Si estar enamorado consiste en perder la cabeza, la racionalidad, por lo que se considera el amor que se siente por una persona, en dejarse llevar exclusivamente por un irresistible sentimiento absorbente, en no ser dueño de nuestra voluntad, de manera que hacemos hasta lo que no queremos hacer y en “que se me paren los pulsos si te dejo de querer”, entonces no me siento enamorado, ni quiero estarlo.

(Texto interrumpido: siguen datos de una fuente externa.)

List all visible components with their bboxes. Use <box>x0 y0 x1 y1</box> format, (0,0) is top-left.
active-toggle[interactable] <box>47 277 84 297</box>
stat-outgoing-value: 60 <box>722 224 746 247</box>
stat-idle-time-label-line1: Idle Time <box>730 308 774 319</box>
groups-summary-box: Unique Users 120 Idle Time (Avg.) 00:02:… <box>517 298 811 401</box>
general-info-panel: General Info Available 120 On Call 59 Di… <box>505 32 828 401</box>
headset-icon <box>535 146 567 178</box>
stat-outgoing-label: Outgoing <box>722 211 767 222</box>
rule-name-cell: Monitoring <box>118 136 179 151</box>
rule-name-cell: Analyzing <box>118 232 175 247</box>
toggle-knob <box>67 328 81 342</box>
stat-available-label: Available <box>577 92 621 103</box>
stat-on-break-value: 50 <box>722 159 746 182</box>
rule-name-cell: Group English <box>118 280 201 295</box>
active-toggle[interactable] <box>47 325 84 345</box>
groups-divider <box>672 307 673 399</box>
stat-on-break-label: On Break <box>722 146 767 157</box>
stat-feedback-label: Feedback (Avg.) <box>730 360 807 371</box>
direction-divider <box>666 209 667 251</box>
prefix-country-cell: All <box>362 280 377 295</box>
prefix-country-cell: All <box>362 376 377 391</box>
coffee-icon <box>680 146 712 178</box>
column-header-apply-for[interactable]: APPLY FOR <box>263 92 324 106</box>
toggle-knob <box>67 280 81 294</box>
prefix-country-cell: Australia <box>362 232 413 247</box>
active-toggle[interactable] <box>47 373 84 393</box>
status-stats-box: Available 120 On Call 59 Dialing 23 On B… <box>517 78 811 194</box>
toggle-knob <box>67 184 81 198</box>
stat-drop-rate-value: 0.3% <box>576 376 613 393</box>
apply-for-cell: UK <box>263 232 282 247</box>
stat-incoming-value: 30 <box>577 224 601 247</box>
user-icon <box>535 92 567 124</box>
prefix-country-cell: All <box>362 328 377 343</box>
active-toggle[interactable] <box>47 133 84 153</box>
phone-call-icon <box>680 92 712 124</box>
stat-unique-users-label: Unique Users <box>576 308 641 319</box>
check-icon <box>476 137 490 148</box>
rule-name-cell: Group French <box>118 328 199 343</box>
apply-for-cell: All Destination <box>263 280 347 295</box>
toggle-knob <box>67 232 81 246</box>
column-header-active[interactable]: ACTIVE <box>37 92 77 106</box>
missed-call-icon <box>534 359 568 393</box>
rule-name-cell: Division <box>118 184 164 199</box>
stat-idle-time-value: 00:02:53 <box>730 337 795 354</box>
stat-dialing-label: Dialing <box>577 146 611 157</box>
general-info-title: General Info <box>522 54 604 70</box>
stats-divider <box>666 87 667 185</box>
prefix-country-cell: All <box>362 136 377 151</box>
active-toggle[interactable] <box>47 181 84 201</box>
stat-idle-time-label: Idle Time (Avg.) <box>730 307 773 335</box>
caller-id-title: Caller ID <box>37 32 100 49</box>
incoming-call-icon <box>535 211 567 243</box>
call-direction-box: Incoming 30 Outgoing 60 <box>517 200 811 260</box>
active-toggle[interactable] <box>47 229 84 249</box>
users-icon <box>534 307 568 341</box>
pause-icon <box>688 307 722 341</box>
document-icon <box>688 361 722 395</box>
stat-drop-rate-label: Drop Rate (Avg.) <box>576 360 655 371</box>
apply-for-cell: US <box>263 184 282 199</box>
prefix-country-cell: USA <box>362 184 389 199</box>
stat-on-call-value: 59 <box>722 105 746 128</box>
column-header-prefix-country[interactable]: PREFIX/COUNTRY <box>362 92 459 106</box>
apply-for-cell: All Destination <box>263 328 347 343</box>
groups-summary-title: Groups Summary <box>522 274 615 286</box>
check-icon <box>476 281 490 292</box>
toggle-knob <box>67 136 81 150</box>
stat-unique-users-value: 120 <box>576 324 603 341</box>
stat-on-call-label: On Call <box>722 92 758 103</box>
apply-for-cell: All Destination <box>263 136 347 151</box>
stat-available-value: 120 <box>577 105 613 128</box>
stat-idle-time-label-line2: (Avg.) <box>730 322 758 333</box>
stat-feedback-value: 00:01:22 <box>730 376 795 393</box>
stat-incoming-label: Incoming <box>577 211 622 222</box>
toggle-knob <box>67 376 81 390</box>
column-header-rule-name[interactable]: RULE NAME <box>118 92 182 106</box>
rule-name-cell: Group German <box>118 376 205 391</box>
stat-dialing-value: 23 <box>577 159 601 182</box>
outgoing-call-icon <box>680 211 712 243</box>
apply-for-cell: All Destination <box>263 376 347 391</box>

Si estar enamorado es vivir de tal manera que nuestra voluntad -nuestros deseos, nuestra capacidad de decir sí o no- esté controlada por la generosidad sensata de la razón, en hacer lo que parezca acertado para las dos personas que se aman, en que un placer inmediato no nos haga daño a medio o a largo plazo, en no dejarse arrastrar por las hormonas que nos impiden ver lo que realmente está ocurriendo, en intentar cada día mejorar el conocimiento que tenemos de la persona amada y en perfeccionar un plan racional para hacerla cada día más feliz en todos los aspectos posibles, entonces sí estoy enamorado y doy gracias por estarlo.
No podemos confundir ni los restos del nefasto romanticismo que aún quedan, con todo el sufrimiento y el mal que generan, ni las fiestas comerciales, que solo aspiran a sacarnos los dineros, con la vivencia del amor creativo entre dos personas.